This paper problematises political satire in a time when the COVID-19
virus has provoked numerous deaths worldwide, and had dramatic effects
on social behaviour, on a scale unknown in western nations since World
War II. Most populations have endured ‘lockdown’, periods of enforced
domestic imprisonment, which led to images of the empty streets of big
cities appearing in media, symbols of the drastic changes that the
health emergency was making necessary. Yet, from the outset, comic memes
began to circulate across (social) media, while in mainstream print
media political satirists continued to lampoon official responses to the
ongoing crisis. The paper thus aims to explore the connection of
political satire and humour, asking two principle research questions:
firstly, how to explain the humorous effects of these multimodal
artefacts in such depressing circumstances; secondly, from a pragmatic
perspective, to account for their overall socio-political function.The
study uses memes taken from various online sources (Facebook, Twitter,
Google) during the crisis, analysed according to a mixed approach that
blends notions from Humour studies, especially incongruity (Morreall
2016), with insights from linguistic pragmatics (e.g.
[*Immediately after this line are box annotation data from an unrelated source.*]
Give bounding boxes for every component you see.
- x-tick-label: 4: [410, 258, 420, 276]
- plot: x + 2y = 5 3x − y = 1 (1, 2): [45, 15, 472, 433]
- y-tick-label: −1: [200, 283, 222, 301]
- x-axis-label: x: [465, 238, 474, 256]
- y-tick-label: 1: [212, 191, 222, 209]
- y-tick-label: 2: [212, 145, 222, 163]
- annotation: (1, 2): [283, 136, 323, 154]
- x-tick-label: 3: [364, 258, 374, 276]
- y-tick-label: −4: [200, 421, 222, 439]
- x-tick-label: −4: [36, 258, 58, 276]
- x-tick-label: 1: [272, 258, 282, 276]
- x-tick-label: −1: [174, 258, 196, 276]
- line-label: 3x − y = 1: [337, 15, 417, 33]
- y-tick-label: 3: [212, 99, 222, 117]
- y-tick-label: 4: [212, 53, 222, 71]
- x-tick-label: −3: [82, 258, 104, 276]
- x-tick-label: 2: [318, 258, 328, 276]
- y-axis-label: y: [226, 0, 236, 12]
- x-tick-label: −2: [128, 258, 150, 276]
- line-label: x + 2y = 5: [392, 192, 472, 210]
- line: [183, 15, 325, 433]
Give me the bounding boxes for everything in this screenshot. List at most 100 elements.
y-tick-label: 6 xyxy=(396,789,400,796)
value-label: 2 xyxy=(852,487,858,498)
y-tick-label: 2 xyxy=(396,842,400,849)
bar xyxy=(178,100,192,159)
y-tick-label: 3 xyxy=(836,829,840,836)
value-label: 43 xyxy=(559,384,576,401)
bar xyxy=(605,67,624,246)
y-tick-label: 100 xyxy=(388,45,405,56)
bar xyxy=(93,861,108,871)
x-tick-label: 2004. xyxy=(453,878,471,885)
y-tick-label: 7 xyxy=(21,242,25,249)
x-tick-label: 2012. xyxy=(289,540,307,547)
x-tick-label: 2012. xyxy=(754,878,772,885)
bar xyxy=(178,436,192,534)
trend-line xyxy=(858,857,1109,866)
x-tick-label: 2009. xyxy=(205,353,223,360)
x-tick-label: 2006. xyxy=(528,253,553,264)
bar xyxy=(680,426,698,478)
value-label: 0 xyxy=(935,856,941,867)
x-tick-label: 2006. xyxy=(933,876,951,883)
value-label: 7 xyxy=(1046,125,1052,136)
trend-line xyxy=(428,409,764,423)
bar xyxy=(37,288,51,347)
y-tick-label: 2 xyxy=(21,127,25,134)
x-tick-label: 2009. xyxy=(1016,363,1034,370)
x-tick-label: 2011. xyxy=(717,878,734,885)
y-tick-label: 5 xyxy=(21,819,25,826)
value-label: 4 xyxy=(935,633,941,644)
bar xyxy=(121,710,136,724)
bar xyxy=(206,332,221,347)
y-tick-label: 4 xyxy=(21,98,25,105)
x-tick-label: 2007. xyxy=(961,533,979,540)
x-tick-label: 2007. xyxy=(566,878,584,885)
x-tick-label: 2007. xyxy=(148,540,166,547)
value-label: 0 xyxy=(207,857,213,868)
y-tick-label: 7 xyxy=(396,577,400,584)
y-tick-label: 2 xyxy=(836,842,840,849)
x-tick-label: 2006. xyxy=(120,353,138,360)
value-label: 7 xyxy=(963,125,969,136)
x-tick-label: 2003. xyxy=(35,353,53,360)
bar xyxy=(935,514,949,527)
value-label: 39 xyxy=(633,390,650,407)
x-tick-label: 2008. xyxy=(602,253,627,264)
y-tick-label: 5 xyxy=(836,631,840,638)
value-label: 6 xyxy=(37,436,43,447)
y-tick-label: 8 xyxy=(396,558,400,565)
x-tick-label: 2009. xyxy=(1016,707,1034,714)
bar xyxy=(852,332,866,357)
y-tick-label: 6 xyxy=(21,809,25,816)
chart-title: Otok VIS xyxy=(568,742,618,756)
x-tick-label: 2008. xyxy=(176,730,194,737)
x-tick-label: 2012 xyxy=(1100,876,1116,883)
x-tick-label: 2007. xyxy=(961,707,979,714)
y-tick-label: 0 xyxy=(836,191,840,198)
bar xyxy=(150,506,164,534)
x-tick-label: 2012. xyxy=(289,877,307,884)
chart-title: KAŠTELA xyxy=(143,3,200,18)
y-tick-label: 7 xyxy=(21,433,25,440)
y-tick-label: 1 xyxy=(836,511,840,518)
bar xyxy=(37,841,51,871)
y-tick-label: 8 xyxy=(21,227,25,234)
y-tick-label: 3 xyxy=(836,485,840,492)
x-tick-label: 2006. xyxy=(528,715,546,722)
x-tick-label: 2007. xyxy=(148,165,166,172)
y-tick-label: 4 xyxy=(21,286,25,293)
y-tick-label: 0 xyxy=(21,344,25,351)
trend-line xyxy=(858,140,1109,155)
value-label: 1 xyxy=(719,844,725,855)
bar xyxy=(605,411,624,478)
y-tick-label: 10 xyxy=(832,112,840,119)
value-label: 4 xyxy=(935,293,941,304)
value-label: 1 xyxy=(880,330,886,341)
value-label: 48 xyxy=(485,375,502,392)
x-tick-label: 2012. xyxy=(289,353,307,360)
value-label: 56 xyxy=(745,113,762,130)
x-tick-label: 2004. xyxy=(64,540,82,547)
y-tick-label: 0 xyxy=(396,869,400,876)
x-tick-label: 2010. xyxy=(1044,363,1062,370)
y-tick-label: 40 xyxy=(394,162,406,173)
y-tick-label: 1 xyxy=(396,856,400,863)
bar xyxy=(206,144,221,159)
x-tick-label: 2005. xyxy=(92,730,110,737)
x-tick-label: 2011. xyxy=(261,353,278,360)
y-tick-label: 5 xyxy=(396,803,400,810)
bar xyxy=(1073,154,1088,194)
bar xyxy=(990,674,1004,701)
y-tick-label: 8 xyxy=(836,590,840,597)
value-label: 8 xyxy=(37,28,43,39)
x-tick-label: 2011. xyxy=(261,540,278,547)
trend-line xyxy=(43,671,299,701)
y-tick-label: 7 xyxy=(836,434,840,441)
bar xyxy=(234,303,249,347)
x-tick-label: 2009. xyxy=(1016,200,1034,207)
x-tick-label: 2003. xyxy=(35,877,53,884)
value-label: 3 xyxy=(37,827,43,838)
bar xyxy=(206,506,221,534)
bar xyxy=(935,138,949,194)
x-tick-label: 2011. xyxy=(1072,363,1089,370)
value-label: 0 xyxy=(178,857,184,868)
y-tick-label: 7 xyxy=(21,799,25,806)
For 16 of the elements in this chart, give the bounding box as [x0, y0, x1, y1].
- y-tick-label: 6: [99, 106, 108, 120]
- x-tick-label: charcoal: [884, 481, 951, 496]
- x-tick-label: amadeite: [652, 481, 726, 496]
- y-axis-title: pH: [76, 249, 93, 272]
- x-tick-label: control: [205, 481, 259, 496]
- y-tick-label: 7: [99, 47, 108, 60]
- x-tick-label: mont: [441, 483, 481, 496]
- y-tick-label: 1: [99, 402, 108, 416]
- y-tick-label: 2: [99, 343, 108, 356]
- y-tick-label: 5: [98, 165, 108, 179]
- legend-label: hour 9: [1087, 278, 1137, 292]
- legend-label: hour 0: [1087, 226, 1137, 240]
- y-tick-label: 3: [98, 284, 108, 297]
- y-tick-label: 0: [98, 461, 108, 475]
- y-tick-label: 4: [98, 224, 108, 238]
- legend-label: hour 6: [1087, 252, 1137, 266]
Kecskes 2014). The
findings emphasise the emotional dimension of this form of satire, as
the memes work against the backdrop of a range of feelings (anger,
bitterness, disappointment, frustration, despair, etc.), many of which
have been widely generated by the COVID-19 crisis and political
responses to it. In short, to paraphrase Walter Benjamin (2008: 378),
man may ‘run out of tears but not of laughter’. The findings contribute
to our understanding of online satire as an emergent genre, one that
uses the affordances of new media to extend the social potentialities of
a traditional subversive discourse form.